Our current state constitution protects and preserves certain reservoirs and agricultural lands, including the Adirondacks and the Catskills. But clean air and water should be guaranteed across the New York–not just in rural areas. Let’s amend the constitution so that the right to life, liberty, and the pursuit of happiness is only possible if we are breathing clean air and drinking water free of toxins.
- New York City was named “America’s #1 Dirtiest City” by Travel + Leisure Magazine in 2012
- The EPA’s National-Scale Air Toxics Assessment study showed that Manhattan residents have the third-highest cancer risk caused by airborne chemicals in the United States. The Bronx, Brooklyn, and Queens aren’t far behind (#s 8, 9, and 13, respectively)

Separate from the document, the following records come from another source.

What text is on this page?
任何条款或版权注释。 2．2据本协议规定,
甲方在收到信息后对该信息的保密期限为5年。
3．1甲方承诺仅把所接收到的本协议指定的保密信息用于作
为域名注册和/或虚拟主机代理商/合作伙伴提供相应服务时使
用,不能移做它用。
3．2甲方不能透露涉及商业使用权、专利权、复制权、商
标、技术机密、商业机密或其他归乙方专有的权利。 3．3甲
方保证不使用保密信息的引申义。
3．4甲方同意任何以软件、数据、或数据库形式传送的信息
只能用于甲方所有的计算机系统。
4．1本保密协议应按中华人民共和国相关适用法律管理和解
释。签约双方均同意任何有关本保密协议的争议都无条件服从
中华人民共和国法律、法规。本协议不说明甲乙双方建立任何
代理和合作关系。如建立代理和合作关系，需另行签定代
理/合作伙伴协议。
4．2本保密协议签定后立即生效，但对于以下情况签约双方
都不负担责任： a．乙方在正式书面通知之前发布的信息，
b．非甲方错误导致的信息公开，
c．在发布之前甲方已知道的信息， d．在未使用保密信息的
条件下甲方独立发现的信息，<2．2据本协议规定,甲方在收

- The drinking water in Nassau County, Long Island is contaminated with 1,4-dioxane, which in the short term causes dry eyes, nausea, vomiting, dizziness, and loss of consciousness. In the long term, it causes damage to the central nervous system, internal orga ns, and is thought to cause cancer1
- One of the worst oil spills in the United States history happened off the coast of Greenpoint, Brooklyn in 1950, leaving a 50-acre blob of oil in the water that has still not been cleaned up and has been seeping into the city waterway–and the Brooklyn soil–ever since2
This is just the tip of the melting iceberg.
We can do it!
Despite our contaminated air and water, New York–and NYC specifically–has made significant strides ahead of the US in other areas. NYC is the most energy-efficient city in the country. Our gas consumption is what the national average was in 1920. Our electricity consumption is far behind the other big cities, and our greenhouse gas emission is 7.1 metric tons per person, compared to the national average of 24.5.3
New York State cares about the environment and is mobilized to confront these challenges. If we push our lawmakers, we could lead the world in environmental innovation. Let’s set this mission in stone in the state constitution.